Award ceremony took place by registration table. First we had the overall winners then came the Age Group awards. Many of my teammates from the Prospect Park Track Club won Age Group awards, many in first-place. For my Age Group, 50-59, when the third-place winner was announced and it wasn't me, my hope was dashed. Oh well, run faster or find another small race, I thought. But it turned out I was the second-place winner, with Jimmy in first-place, just as I joked before the race. Pleasant surprise indeed!

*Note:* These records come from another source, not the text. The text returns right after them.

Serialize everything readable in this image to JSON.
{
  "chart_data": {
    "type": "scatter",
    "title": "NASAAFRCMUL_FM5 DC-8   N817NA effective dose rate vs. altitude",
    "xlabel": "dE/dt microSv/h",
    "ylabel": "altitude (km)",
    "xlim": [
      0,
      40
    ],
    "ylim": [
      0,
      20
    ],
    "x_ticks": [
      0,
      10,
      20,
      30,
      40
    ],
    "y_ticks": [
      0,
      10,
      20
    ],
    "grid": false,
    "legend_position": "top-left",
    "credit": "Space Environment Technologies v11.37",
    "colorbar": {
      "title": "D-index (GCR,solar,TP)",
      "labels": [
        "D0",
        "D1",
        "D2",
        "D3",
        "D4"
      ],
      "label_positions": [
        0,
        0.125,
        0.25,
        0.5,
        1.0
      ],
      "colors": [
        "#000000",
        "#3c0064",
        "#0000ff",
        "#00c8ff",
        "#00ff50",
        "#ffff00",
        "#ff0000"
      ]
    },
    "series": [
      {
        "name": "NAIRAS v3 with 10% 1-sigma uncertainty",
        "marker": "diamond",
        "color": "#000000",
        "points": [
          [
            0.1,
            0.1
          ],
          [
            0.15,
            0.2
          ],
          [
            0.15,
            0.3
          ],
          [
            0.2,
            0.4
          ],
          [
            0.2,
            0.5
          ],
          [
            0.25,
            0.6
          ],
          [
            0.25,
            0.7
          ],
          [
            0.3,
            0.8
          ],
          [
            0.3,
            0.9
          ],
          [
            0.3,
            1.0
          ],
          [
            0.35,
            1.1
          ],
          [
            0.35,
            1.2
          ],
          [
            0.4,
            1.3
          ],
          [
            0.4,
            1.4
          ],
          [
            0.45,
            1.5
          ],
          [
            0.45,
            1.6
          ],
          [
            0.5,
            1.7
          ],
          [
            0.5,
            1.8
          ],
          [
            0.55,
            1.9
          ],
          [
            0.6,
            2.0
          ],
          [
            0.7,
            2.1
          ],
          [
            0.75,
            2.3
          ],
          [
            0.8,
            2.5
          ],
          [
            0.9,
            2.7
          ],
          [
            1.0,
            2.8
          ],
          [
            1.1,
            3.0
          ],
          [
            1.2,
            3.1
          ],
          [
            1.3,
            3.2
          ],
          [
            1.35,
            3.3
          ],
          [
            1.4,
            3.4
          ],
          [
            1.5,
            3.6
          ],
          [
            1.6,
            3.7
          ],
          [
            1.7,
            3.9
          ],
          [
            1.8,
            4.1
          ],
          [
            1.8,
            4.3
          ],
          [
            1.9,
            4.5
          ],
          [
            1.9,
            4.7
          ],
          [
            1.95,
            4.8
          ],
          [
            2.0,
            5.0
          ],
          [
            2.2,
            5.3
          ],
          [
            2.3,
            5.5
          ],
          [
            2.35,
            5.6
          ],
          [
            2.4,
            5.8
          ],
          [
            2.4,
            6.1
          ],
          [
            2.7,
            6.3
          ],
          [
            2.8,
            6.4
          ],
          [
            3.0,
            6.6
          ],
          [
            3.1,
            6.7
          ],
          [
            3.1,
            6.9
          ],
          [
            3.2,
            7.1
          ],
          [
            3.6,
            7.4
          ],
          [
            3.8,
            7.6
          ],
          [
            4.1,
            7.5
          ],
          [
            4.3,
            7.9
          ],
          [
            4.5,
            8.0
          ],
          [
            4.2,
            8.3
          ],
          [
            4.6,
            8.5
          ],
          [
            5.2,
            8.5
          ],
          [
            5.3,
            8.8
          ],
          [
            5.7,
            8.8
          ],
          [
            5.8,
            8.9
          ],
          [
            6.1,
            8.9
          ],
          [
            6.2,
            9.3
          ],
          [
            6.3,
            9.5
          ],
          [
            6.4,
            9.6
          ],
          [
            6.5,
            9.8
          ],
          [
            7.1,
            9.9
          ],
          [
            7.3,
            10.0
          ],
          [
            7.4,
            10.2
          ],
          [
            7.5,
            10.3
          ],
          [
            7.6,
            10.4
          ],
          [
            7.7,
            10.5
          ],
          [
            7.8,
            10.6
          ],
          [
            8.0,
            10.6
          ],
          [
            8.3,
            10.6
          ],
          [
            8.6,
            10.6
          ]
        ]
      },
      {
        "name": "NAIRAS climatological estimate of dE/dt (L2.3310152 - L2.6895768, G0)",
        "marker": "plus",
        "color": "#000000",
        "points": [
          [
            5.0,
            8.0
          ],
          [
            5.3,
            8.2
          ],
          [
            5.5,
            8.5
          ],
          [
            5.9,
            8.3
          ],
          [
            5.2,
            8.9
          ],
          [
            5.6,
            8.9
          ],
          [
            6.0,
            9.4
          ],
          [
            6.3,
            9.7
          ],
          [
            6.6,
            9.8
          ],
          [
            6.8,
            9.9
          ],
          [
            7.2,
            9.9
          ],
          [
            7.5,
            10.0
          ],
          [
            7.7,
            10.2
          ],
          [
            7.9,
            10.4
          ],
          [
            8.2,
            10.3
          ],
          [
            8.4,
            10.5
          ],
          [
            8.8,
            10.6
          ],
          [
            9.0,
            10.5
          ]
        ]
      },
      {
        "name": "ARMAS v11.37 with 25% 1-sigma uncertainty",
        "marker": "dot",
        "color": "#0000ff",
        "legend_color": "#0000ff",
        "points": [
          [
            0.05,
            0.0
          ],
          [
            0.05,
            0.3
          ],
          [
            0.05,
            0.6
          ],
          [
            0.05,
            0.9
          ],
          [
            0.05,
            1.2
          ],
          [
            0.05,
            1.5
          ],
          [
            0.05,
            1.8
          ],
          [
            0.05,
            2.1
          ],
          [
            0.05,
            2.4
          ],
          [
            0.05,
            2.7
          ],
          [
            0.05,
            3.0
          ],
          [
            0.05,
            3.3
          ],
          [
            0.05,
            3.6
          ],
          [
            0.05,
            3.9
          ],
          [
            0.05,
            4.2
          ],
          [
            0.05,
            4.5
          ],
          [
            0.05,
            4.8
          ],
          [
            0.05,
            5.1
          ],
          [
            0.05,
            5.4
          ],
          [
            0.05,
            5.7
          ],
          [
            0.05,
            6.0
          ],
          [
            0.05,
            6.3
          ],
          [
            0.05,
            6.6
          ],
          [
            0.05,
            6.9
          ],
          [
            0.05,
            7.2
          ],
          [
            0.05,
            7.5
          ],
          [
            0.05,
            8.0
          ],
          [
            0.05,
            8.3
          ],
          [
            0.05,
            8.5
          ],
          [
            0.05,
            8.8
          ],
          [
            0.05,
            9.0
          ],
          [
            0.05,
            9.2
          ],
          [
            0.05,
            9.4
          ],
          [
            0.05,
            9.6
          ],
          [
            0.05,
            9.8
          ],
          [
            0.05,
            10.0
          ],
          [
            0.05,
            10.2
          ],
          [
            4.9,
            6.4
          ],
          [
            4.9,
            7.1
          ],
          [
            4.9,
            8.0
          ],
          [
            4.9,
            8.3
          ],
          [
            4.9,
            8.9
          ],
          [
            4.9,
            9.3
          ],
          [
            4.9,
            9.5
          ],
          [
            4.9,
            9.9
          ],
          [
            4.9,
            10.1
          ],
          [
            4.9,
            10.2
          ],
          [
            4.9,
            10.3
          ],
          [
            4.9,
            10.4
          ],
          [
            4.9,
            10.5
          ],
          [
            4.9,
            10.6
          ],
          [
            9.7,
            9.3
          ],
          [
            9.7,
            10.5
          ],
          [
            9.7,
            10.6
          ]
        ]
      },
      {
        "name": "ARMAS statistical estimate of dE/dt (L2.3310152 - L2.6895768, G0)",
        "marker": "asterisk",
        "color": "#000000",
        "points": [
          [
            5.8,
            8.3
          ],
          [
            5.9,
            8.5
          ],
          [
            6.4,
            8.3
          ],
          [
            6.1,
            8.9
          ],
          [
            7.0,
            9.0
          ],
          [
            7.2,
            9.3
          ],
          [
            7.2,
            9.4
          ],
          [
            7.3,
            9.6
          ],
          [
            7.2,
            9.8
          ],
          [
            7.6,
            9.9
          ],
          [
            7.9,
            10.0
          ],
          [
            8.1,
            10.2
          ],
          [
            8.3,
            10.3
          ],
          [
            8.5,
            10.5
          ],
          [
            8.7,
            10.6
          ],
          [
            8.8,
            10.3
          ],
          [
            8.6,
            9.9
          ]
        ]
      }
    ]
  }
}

Last month I ran the Harbor Fitness 5K in Bayridge. There were many raffle prizes given out but I didn't win anything. In the days leading up to the CIC5K, Josh had many announcements on Facebook about so-and-so sponsors had come on-board and will offer raffle prizes. In addition to the Chipotle BOGO coupon and $2 (?) Coney Island Brewing Co. that every runner would get, that is. There were indeed many prizes, ranging from baseball caps to socks then $15 Grimaldi coupon and $25 Brooklyn Running Co. gift card. There were other very high-valued prizes too that I cannot recall at the moment. Knowing my luck, I didn't expect much but when the winner for the last $25 BRC gift card was picked, the person wasn't present and my number was picked! Woohoo! Second-place Age Group AND a $25 gift card, the day sure started on a good note!